La modernité a tué non seulement Dieu mais aussi la spiritualité que ces mythes engendraient, ainsi privés de sens nous sommes perdus, et ceux, finalement, qui s’en sortent le mieux, sont ces aliénés que l’on moquait jadis, allait voir comme au zoo les animaux, quand on devine désormais, à contempler leurs œuvres, combien ils sont proches de la lumière, de cette vérité qui pourrait nous soulager, loin, si loin de notre matérialisme libéral indécent et oppressant…

Rappelons que la caractéristique première des auteurs d’Art Brut, tels que Jean Dubuffet les a définis, c’est d’être dans une large mesure indemnes de culture, une virginité qui les porte vers une réalisation d’une rare liberté, d’une qualité dont certains pseudo-artistes de l’AC devraient s’inspirer et leur donner l’idée de retourner s’enterrer loin des médias qui les vénèrent quand ils ne produisent que du rien ! Les artistes de l’Art Brut n’ont, eux, de référence ni dans la tradition ni dans la mode artistique, et encore moins les uns chez les autres…
Comme en clin d’œil aux politiciens toujours en mal de gros mots choquants pour affoler les foules, nos artistes usent sauvagement, en tant que véritables originaux, marginaux ou égarés, d’un accessoire éminemment culturel, le cadre, sans en saisir théoriquement l’enjeu, avec seulement l’allégresse déconstructiviste des enfants qui démontent un jouet pour en saisir le fonctionnement.
 

Point de cadre ici puisqu’il est, dans son usage ordinaire, autrement dit bourgeois, un discriminant social et un signe d’appartenance voire un alibi à l’attestation d’un goût sûr (amis collectionneurs de l’AC, je vous salue !) ; l’histoire du cadre est donc un inventaire sociologique mais pour les artistes de l’Art Brut, en revanche, il devient un accessoire culturel dont ils ignorent le mode d’emploi.
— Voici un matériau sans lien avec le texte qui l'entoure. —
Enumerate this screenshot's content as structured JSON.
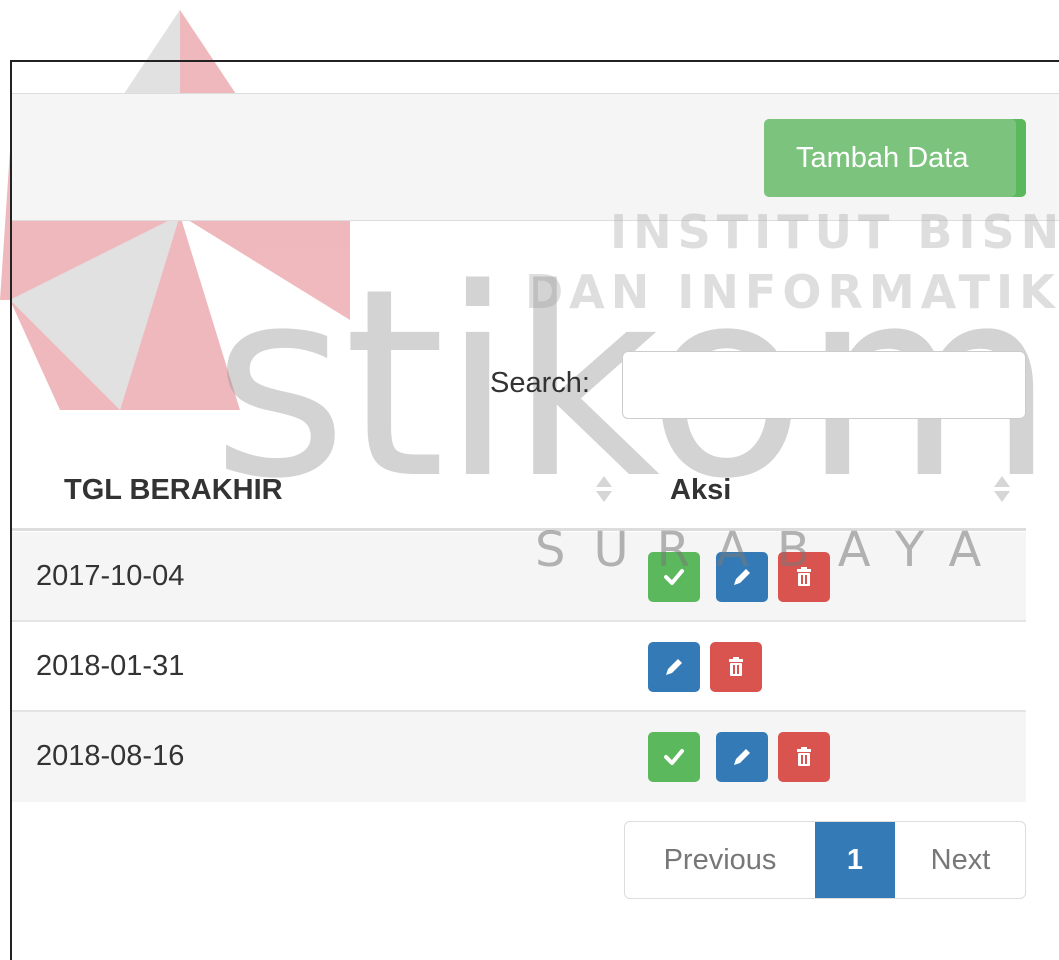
{
  "header": {
    "add_button_label": "Tambah Data"
  },
  "search": {
    "label": "Search:",
    "value": ""
  },
  "table": {
    "columns": [
      "TGL BERAKHIR",
      "Aksi"
    ],
    "rows": [
      {
        "date": "2017-10-04",
        "actions": [
          "approve-icon",
          "edit-icon",
          "delete-icon"
        ]
      },
      {
        "date": "2018-01-31",
        "actions": [
          "edit-icon",
          "delete-icon"
        ]
      },
      {
        "date": "2018-08-16",
        "actions": [
          "approve-icon",
          "edit-icon",
          "delete-icon"
        ]
      }
    ]
  },
  "pagination": {
    "previous": "Previous",
    "current": "1",
    "next": "Next"
  },
  "watermark": {
    "line1": "INSTITUT BISNIS",
    "line2": "DAN INFORMATIKA",
    "brand": "stikom",
    "city": "SURABAYA"
  },
  "colors": {
    "success": "#5cb85c",
    "primary": "#337ab7",
    "danger": "#d9534f",
    "logo_red": "#e8a0a6"
  }
}
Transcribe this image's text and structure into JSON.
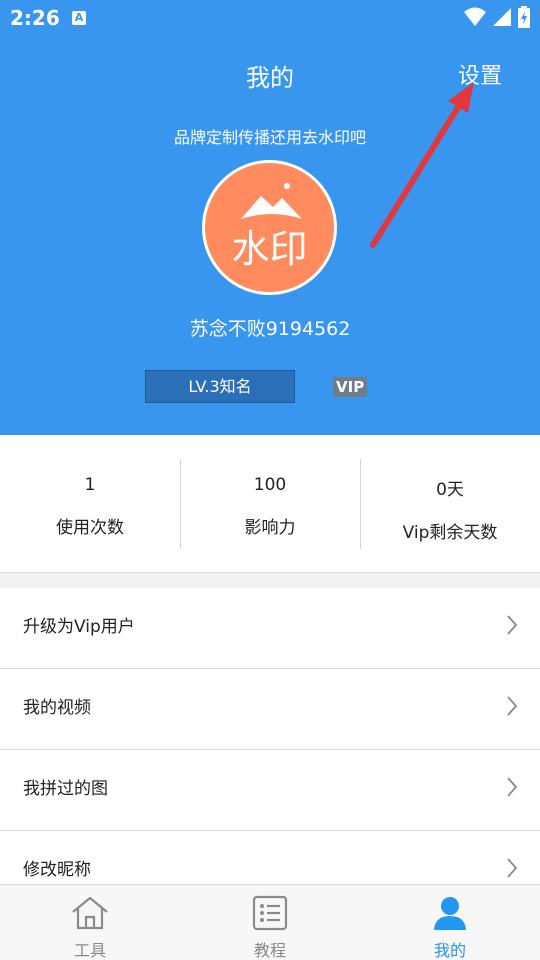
{
  "status_bar": {
    "time": "2:26",
    "notification_glyph": "A"
  },
  "header": {
    "title": "我的",
    "settings_label": "设置",
    "slogan": "品牌定制传播还用去水印吧",
    "avatar_text": "水印",
    "username": "苏念不败9194562",
    "level": "LV.3知名",
    "vip": "VIP"
  },
  "stats": [
    {
      "value": "1",
      "label": "使用次数"
    },
    {
      "value": "100",
      "label": "影响力"
    },
    {
      "value": "0天",
      "label": "Vip剩余天数"
    }
  ],
  "menu": [
    {
      "label": "升级为Vip用户"
    },
    {
      "label": "我的视频"
    },
    {
      "label": "我拼过的图"
    },
    {
      "label": "修改昵称"
    }
  ],
  "tabs": [
    {
      "label": "工具",
      "icon": "home-icon",
      "active": false
    },
    {
      "label": "教程",
      "icon": "list-icon",
      "active": false
    },
    {
      "label": "我的",
      "icon": "user-icon",
      "active": true
    }
  ],
  "colors": {
    "primary": "#3896ee",
    "avatar": "#ff8b5e",
    "arrow": "#e0383e",
    "active_tab": "#2196f3"
  }
}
Et ainsi en jouent-ils en inversant les signifiés, court-circuitant les rapports sociaux, basculant d’un excès l’autre…

D'ailleurs, l'un se prend pour Staline (Lobanov), un prophète (Walla), la belle Otero (Aloïse), une figure du Second empire (Hodinos) quant à Wölfli, Gustav, Crépin, Marcomi, Godi et Cie s'en remettent à des inspirateurs surnaturels : ils ont tous un délire d'identification qu'ils exaltent par le cadre, usurpant ainsi une identité et signant une caractéristique : celle de l'Art Brut. En usant alors de cadres factices insérés à l'intérieur de leurs compositions, les artistes simulent-ils ou jouent-ils d'un second degré ? Le savent-ils eux-mêmes ? Ils le font dans leur joie ou leur dessein impossible à stopper d'encadrer naïvement, parfois avec maladresse ou parodie l'idéologie du cadre, qui, avouons-le, leur passe largement par-dessus la tête. Et c'est tant mieux car cela ne freine en rien la créativité, et tant pis pour les excès de détails, les débauches de bordures qui se redoublent, tous ces passe-partout à inscriptions, de maries-louises historiées, de cartouches ornementés : c'est leur signature, c'est l'Art Brut dans toute sa splendeur !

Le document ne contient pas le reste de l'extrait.